OTC-Markets-11-23-15.pngA recent Securities and Exchange Commission amendment to Regulation A of the Securities Act allows small private companies and non-reporting public companies to raise up to $50 million in capital from regular investors without registering with the SEC. The new rule, mandated under Title IV of the JOBS Act of 2012, has the potential to dramatically expand access to capital for small companies, including banks.

Reg A is a longstanding exemption from SEC registration that allowed companies to raise up to $5 million in any 12-month period from an unlimited number of accredited and unaccredited investors. Under old Reg A, companies were required to submit an offering statement to the SEC for review and to comply with individual state Blue Sky laws, which are intended to protect the public from fraud, before the offering could be recommended or sold to investors in each state.

While Reg A was initially popular with companies–including banks–it’s popularity has since waned due in part to the high cost and complexity of federal and individual state filing requirements and the low offering limit.

Then Congress passed the JOBS Act which among several provisions proposed expanding Reg A to make it work better for small companies. Colloquially referred to as Reg A+, the amended version has done just that by giving companies a choice of two tiers of offerings:

  • Tier 1, which allows for offerings of up to $20 million in any 12-month period, with not more than $6 million in offers by selling securities holders that are affiliates of the issuer.
  • Tier 2, which allows for offerings of up to $50 million in any 12-month period, with not more than $15 million in offers by selling securities holders that are affiliates of the issuer.

Both tiers are subject to basic requirements as to issuer eligibility, disclosure and other matters, while companies conducting Tier 2 offerings are subject to additional disclosure and ongoing reporting requirements. Companies are also allowed to make confidential filings with the SEC as well as “test the waters” with investors prior to an offering.

Most importantly, companies conducting a Tier 2 offering are exempt from state Blue Sky laws, lifting a significant barrier under old Reg A.

In addition, Reg A+ securities purchased by non-affiliated investors are unrestricted and are freely transferable on day one, a notable difference from exempt offerings more commonly done under Regulation D. This allows companies to obtain a stock symbol and create a public market for its securities almost immediately, providing shareholders access to liquidity.

In anticipation that many Reg A+ companies will go public on the OTC Market Group’s OTCQX Best or OTCQB Venture Markets, we have introduced specific in-boarding requirements for companies wishing to take that route.
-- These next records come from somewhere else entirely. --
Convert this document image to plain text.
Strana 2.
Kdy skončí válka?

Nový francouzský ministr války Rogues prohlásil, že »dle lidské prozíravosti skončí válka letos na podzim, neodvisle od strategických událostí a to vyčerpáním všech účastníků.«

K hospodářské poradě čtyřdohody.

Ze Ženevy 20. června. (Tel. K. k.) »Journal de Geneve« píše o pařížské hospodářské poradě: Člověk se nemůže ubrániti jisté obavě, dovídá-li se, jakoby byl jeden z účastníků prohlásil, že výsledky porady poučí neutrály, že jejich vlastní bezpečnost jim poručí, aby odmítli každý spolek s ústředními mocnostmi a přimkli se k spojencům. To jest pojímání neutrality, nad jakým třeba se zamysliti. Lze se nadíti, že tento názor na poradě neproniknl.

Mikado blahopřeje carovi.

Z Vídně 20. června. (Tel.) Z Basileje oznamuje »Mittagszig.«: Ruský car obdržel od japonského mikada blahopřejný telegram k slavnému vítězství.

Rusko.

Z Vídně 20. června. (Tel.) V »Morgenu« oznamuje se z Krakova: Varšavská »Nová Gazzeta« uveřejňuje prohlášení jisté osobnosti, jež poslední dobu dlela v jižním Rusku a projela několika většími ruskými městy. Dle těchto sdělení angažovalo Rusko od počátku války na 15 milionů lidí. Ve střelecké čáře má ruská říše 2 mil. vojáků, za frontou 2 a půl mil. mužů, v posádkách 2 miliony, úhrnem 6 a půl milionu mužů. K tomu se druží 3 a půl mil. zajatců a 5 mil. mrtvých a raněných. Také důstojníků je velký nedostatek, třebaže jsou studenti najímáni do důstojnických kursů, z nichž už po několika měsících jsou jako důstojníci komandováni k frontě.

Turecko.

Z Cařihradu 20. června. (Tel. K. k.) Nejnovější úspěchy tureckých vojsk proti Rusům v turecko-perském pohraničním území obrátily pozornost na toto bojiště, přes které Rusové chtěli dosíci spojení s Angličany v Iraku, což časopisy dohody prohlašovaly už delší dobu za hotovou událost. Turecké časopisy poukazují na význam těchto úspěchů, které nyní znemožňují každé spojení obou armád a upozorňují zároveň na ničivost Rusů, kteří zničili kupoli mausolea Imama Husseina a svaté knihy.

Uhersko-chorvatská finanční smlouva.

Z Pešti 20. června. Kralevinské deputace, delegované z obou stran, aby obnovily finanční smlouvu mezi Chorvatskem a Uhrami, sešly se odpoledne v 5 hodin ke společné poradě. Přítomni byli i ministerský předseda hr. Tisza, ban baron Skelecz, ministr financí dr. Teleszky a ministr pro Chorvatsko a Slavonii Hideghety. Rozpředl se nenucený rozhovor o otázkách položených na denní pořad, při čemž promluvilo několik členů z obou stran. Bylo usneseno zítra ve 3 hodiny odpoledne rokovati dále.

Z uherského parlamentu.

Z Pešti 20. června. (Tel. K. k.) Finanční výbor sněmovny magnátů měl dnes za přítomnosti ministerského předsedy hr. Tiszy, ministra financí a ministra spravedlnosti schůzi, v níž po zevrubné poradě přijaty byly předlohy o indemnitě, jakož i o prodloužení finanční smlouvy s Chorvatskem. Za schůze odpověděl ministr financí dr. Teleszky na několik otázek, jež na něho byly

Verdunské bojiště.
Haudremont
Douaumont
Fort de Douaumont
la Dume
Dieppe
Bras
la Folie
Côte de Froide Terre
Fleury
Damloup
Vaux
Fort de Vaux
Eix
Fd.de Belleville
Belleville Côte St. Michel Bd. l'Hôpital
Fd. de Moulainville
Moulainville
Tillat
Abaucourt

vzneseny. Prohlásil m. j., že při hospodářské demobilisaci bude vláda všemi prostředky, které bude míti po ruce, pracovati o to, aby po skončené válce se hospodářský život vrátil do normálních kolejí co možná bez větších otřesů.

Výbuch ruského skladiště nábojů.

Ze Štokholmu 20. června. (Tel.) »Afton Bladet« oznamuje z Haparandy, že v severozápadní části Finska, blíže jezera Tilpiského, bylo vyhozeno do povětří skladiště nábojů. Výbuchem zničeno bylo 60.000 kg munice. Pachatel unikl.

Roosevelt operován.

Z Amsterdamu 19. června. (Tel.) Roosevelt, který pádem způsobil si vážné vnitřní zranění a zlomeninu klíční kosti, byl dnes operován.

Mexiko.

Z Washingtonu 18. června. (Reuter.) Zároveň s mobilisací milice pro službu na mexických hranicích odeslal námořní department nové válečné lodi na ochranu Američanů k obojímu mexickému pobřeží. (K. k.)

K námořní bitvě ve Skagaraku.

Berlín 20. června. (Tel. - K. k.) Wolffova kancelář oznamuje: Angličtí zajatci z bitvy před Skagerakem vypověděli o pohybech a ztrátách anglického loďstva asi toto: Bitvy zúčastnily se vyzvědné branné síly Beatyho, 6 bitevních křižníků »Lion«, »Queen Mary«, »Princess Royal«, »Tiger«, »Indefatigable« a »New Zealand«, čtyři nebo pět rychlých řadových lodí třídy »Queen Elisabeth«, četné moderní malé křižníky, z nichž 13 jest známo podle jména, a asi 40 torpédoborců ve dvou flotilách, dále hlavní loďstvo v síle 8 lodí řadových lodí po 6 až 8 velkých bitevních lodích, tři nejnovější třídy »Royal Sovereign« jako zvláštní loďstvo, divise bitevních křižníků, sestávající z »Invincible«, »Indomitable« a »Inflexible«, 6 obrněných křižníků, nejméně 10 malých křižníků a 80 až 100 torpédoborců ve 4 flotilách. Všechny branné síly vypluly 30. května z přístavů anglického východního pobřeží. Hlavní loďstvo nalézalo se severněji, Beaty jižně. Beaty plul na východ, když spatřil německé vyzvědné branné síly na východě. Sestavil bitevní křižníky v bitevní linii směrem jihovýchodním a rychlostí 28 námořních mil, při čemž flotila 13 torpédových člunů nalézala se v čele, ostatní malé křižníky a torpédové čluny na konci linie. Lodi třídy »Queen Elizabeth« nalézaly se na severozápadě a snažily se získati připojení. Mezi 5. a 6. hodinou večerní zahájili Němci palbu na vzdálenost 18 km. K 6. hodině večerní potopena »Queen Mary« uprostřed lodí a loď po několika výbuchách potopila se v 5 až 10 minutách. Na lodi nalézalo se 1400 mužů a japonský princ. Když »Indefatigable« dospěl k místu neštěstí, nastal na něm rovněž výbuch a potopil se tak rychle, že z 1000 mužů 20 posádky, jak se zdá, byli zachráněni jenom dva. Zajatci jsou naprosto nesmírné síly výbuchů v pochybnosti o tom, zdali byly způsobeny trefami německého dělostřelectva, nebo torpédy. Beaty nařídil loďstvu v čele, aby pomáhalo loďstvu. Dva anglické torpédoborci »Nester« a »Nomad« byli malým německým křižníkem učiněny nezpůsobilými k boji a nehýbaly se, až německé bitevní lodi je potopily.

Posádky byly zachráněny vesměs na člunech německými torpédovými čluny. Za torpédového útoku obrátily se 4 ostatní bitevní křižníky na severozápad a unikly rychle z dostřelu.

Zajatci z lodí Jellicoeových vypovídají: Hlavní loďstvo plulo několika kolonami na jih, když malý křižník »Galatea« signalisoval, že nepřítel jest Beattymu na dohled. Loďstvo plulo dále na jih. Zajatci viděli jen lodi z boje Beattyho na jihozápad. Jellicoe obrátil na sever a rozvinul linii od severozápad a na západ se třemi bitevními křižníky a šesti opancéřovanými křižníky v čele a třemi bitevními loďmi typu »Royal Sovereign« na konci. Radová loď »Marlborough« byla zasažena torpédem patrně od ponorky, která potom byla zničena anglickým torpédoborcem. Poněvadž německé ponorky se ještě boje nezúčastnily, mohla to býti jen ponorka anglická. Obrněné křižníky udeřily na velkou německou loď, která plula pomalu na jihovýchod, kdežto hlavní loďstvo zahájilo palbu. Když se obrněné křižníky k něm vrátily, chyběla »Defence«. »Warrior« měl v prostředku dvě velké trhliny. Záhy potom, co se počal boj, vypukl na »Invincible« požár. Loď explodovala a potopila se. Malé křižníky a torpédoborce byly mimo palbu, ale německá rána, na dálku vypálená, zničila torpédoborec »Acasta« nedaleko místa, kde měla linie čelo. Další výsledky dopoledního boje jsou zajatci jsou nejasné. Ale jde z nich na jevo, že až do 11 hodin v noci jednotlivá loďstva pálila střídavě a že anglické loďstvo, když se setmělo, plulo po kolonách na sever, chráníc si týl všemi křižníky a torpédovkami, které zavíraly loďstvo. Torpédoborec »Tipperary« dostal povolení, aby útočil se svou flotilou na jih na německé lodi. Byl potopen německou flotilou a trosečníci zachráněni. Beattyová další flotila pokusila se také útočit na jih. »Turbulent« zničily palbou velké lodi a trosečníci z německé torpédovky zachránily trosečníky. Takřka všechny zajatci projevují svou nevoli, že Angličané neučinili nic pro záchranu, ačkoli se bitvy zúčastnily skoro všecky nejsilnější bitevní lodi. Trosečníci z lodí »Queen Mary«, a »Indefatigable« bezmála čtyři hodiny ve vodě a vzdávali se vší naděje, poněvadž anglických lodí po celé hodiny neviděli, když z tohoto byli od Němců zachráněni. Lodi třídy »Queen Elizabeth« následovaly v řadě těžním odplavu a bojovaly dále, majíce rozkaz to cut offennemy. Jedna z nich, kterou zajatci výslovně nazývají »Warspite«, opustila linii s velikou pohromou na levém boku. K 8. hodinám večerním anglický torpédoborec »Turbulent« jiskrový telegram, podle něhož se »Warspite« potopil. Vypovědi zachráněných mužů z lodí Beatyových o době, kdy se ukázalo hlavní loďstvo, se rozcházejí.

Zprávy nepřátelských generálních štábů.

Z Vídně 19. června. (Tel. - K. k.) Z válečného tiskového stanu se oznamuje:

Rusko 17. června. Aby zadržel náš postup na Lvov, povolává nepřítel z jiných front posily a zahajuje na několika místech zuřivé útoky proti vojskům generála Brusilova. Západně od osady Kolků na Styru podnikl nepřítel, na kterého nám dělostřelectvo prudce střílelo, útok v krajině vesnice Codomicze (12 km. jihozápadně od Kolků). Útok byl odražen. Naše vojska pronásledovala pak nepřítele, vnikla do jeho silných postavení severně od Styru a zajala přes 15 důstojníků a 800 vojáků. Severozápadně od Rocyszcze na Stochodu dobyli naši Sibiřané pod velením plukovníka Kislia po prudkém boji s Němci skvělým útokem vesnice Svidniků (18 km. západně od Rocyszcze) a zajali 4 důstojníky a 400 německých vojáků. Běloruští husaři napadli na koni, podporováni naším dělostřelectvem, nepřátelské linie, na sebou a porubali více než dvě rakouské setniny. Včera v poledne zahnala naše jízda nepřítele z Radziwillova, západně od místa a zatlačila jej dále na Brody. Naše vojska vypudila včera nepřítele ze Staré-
Current Status and What It Means for Banks
Since Reg A+ became effective, approximately 35 companies have publicly filed a Form 1-A offering statement with the SEC. That includes at least one bank–First Light Bancorp, the holding company for Commerce Bank in Evansville, Indiana–which has filed to raise up to $10 million in a Tier 1 offering. Additionally, a dozen or more companies are believed to have filed confidentially with the SEC.

Reg A+ expands the opportunities available to small banks looking to raise capital and go public without the burden of SEC registration and Sarbanes-Oxley Act compliance. As a capital raising mechanism, Reg A+ is also uniquely suited to small community and regional banks for several reasons:

  • Securities sold under Reg A+ can be offered to unaccredited investors, allowing community banks to leverage their existing relationships with their depositors and community members.
  • Banks receive Blue Sky preemption in the states within which they operate, making the Blue Sky requirement in Tier 1 offerings less burdensome.
  • Banks are already required to have annual audited financial statements and file quarterly reports with their banking regulator, making it relatively easy for them to comply with the disclosure and audit requirements of a Tier 2 offering.
  • Raising capital and going public under Reg A+ does not require companies to immediately register with and report to the SEC, a key concern for small banks that are unwilling to shoulder the costly–and often duplicative–requirements of being an SEC reporting company.